Tan seria es la situación que los pacientes con glaucoma tienen prohibido frotarse los ojos, al igual que los pacientes con una tensión ocular alta. El glaucoma, para quien no lo sepa, es una enfermedad ocular donde el paciente pierde la vista a causa de un daño en el nervio óptico secundario. Y a su vez, ese daño suele estar provocado por un aumento de la presión ocular.

Un hombre en una tienda de campaña ha decidido frotarse los ojos

Infecciones

Es de las consecuencias más comunes tras frotarnos con manos sucias, mangas de sudaderas, toallas que hemos usado varios días, etc. Al igual que el cepillo de dientes que tenemos que cambiarlo cuando estamos resfriado, para no multiplicar las bacterias, las toallas debemos cambiarla muy a menudo si solemos limpiarnos la cara y los ojos con ellas.

Al frotarnos los ojos estamos acercando esas bacterias de nuestras manos al parpado, pestañas, lagrimal y piel circundante. No podemos tomar todo nuestro cuerpo por igual, la piel de nuestras manos es más resistente a bacterias que nuestros ojos, por ejemplo.

La protección ante gérmenes de nuestros ojos es más bien bajita de ahí que puedan ponerse malos con bastante facilidad. También es cierto que no todos somos iguales, de hecho, el tener el flequillo largo y siempre cerca del ojo propicia la aparición de infecciones, por muy limpio que esté nuestro pelo.

Alternativas a frotarse los ojos

No existen alternativas como tal, más allá de no frotarnos los ojos, lavarnos con agua fresca, usar suero fisiológico y usar gafas de sol para protegerlos de agentes extraños como polvo, arena, insectos y demás. Asimismo, tener el flequillo alejado de los ojos, y de la cara en general también es buena opción, ya que de lo contrario los ojos podrían ser receptores de las bacterias que dejamos en el flequillo al tocárnoslo con las manos sucias, por ejemplo.

Si es picor por alergias, el frote aumenta el picor porque desprende más alérgenos. En caso de ser una molestia puntual, lo mejor es lavar con agua o echar gotitas de suero fisiológico y mantener el ojo cerrado (podemos taparlo con una gasa y esparadrapo de papel) y dejar que el ojo llore y se limpie solo.

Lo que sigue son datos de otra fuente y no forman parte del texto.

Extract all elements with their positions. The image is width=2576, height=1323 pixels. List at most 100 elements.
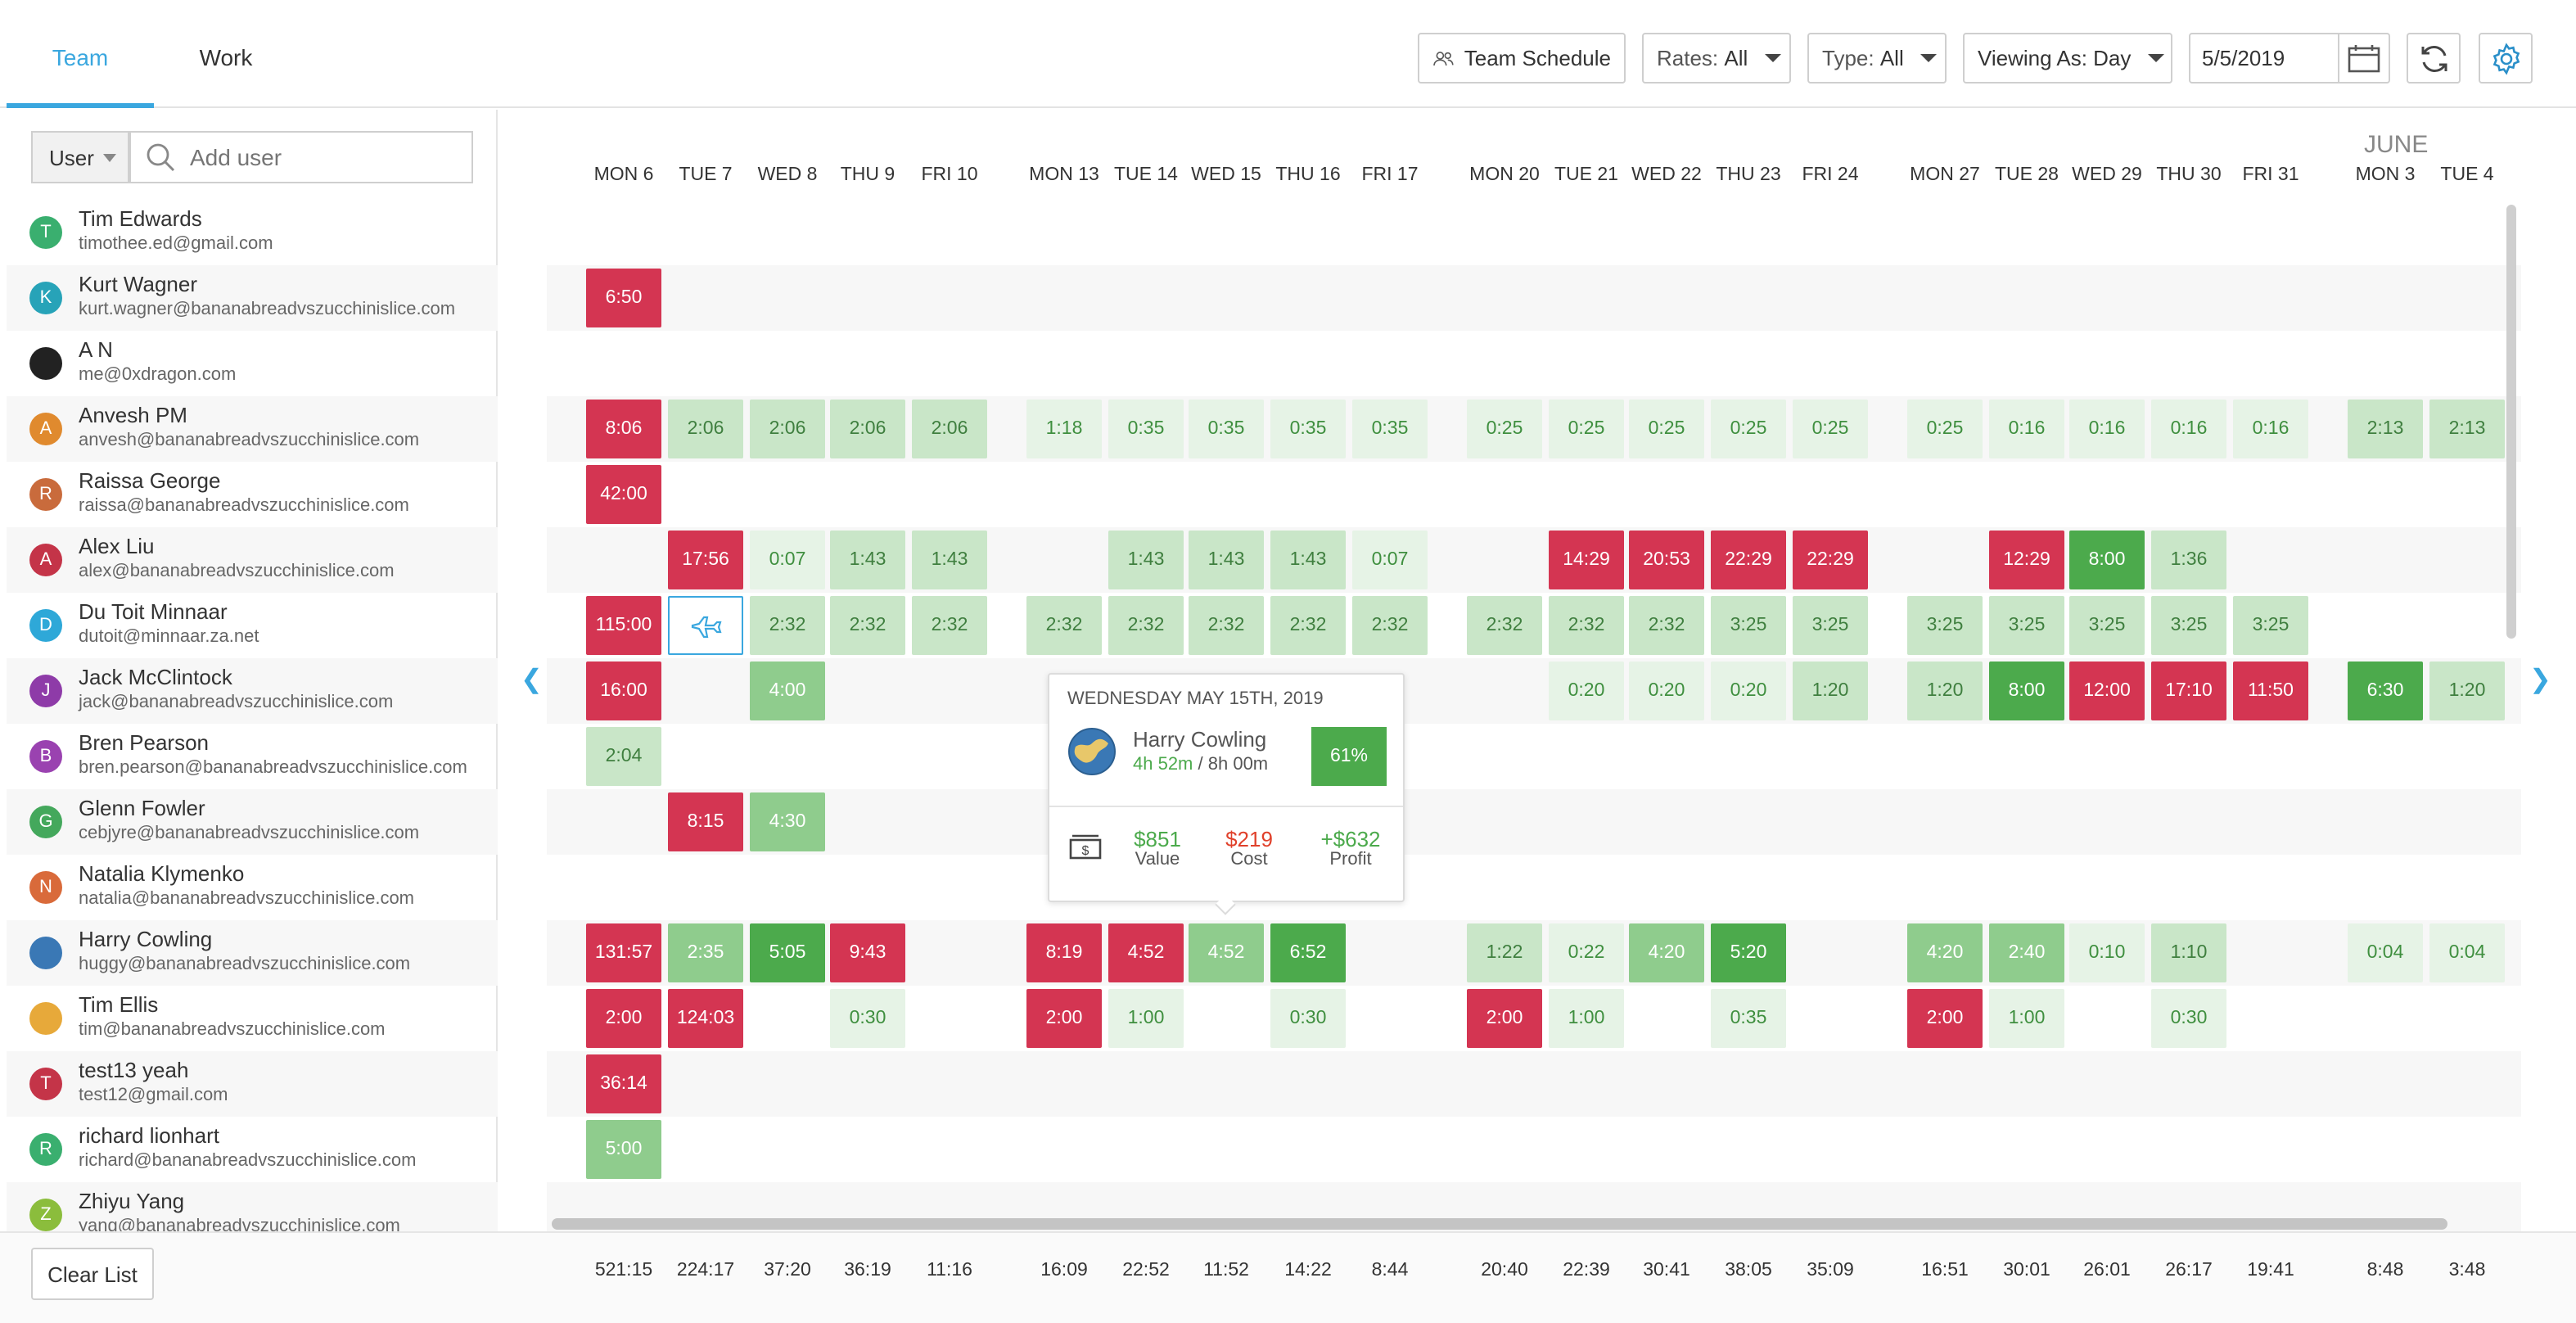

Si la molestia va a más y vemos que nuestro globo ocular está rojo podría ser conjuntivitis y es contagiosa entre personas, por lo que debemos acudir al médico. Si vemos que la zona blanca de nuestro ojo está amarilla es señal de ictericia (nivel elevado de bilirrubina), también debemos acudir al médico.

Los especialistas recomiendan parpadear mucho para mantener hidratados los ojos, hacer limpiezas con suero fisiológicos, limpiar parpados, pestañas y piel del alrededor de los ojos con productos adecuados, usar lágrimas artificiales una o dos veces al mes para hidratar y limpiar el interior del ojo y, sobre todo, limpiarnos las manos muy a menudo.

Asimismo, cada vez que notemos algo extraño en el ojo, lo primero es lavar las manos y enjugar cara y ojos con agua limpia y fresca, secar sin hacer presión y usar alguna monodosis de suero para limpiar el interior del globo ocular.